I agree with allmentable - Repeatedly heating the oven, then allowing it to cool, might be your best bet.
I think that this might not only be a bad idea, but it might be dangerous. I once had a roast dry out in the crock pot due to a lid that was accidentally ajar. The ceramic insert in the crock pot overheated and cracked in half, ruining the device.
I am a big fan of drying tomatoes, and used the oven method for years until I found an American Harvester dehydrator at a consignment store this summer. It works like a charm and I've been drying everything since I got it. I know it's a unitasker, and is bulky to store, but they are easy to find used.

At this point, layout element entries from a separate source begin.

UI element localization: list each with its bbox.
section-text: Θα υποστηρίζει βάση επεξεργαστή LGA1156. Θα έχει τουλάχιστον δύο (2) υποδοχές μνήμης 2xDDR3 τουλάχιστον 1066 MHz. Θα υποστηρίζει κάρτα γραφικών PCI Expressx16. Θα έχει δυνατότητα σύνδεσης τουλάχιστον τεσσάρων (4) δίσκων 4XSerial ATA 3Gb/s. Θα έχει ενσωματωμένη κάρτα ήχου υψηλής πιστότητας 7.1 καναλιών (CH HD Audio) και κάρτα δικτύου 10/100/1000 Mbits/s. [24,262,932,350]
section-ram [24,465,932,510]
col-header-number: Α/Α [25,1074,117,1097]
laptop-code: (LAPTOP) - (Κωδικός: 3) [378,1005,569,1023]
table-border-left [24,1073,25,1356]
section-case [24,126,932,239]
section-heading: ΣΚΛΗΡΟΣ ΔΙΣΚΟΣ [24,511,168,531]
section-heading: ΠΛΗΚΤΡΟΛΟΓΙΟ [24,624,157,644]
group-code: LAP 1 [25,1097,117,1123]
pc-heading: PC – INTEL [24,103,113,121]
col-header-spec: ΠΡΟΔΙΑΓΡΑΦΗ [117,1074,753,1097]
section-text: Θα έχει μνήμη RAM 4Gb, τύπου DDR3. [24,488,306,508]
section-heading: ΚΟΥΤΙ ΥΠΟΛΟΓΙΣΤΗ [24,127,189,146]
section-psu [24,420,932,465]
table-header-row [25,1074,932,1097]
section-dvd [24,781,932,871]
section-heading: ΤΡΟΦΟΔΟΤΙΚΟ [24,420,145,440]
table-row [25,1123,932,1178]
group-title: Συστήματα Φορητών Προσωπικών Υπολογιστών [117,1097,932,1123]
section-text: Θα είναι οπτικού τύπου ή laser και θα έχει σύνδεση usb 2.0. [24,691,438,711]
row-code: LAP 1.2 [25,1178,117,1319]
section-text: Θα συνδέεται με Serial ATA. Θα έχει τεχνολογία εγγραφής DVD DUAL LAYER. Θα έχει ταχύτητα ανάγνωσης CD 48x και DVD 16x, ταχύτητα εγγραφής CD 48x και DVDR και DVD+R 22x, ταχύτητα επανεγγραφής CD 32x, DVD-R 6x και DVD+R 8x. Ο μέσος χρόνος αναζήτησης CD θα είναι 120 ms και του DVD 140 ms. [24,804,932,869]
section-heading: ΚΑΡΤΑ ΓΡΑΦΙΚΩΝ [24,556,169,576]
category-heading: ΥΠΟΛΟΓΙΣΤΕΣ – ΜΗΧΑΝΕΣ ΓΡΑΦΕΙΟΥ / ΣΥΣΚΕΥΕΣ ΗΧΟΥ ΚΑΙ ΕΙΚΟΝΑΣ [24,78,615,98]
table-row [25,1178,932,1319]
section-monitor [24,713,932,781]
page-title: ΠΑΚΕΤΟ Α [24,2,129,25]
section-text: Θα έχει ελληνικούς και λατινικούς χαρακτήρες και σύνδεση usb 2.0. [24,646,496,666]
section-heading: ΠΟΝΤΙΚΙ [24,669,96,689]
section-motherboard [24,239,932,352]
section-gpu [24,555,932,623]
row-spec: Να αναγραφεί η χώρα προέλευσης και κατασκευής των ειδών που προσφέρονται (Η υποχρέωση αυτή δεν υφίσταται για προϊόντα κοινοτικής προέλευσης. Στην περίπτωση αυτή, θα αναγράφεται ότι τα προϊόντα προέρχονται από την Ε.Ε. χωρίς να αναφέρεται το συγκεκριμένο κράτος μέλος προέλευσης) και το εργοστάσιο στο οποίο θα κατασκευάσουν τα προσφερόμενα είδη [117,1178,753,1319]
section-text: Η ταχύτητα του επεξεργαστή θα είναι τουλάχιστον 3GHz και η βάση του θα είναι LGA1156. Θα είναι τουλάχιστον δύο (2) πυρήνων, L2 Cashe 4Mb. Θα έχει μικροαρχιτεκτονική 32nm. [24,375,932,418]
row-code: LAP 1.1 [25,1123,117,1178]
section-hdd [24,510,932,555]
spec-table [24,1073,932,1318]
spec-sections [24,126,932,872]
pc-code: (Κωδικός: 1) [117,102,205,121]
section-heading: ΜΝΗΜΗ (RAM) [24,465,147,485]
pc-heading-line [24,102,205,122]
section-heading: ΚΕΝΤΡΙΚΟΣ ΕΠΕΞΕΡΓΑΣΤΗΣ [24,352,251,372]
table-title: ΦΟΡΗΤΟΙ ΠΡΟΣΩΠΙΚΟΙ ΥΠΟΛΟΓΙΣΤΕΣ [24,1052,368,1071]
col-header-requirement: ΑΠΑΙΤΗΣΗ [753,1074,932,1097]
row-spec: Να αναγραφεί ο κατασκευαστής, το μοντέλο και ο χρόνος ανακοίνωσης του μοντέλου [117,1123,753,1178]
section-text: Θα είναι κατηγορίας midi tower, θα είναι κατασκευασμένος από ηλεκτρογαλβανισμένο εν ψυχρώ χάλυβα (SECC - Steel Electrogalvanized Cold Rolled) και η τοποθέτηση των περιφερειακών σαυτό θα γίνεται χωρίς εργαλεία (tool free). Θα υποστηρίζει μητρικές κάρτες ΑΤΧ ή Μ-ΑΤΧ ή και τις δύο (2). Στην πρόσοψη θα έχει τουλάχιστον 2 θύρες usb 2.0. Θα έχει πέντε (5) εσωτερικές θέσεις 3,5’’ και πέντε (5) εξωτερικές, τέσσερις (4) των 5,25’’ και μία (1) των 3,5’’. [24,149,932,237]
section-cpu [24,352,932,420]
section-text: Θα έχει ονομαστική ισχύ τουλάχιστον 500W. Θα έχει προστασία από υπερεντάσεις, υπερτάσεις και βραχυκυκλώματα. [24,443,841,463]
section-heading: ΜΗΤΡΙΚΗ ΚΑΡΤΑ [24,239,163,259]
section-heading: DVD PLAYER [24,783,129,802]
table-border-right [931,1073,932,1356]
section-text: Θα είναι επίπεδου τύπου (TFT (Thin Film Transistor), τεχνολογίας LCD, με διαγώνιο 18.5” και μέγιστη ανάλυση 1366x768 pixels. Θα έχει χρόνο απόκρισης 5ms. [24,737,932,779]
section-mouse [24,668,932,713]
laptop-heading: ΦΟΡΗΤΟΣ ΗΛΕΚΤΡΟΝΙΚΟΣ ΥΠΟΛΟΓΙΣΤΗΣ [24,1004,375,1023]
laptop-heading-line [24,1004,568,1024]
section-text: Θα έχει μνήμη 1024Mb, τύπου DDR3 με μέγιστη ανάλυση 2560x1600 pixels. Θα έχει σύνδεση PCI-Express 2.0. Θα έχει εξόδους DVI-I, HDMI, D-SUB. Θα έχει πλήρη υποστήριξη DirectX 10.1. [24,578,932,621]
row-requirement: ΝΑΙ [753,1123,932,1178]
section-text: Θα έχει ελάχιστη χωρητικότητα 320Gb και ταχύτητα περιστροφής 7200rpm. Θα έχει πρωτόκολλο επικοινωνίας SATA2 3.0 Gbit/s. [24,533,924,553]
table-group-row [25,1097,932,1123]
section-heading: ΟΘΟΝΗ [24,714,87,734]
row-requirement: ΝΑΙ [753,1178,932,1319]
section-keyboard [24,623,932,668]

There's nothing like using home-dried tomatoes in the dead of winter.
No, because there the moisture is retained using a slow cooker.
what about a toaster oven? Don't forget that the electricity used to power the slow cooker was generated from a raw source - most likely natural gas. The generation of electricity from raw sources is about 30% efficient - meaning you're wasting 70% of the energy! And then there's efficiency of transmitting the energy from the generation facility to your slow cooker (another 90% reduction), and the efficiency of the appliance itself (another ~50% reduction).
Ovens are usually considered "inefficient" because of the large internal volume that's filled with heat. Unless you have a small batch of tomatoes you want to dry, the oven will likely be way more energy efficient than any appliance. (meaning cheaper usually, too!)
A toaster oven is a good idea or if you really love dried tomatoes and other dried fruits and veggies pick up an inexpensive food dehydrator (about $40 give or take a bit). It's warm dry air that does the work with drying tomatoes so like people have said above a slow cooker is made to hold in moisture.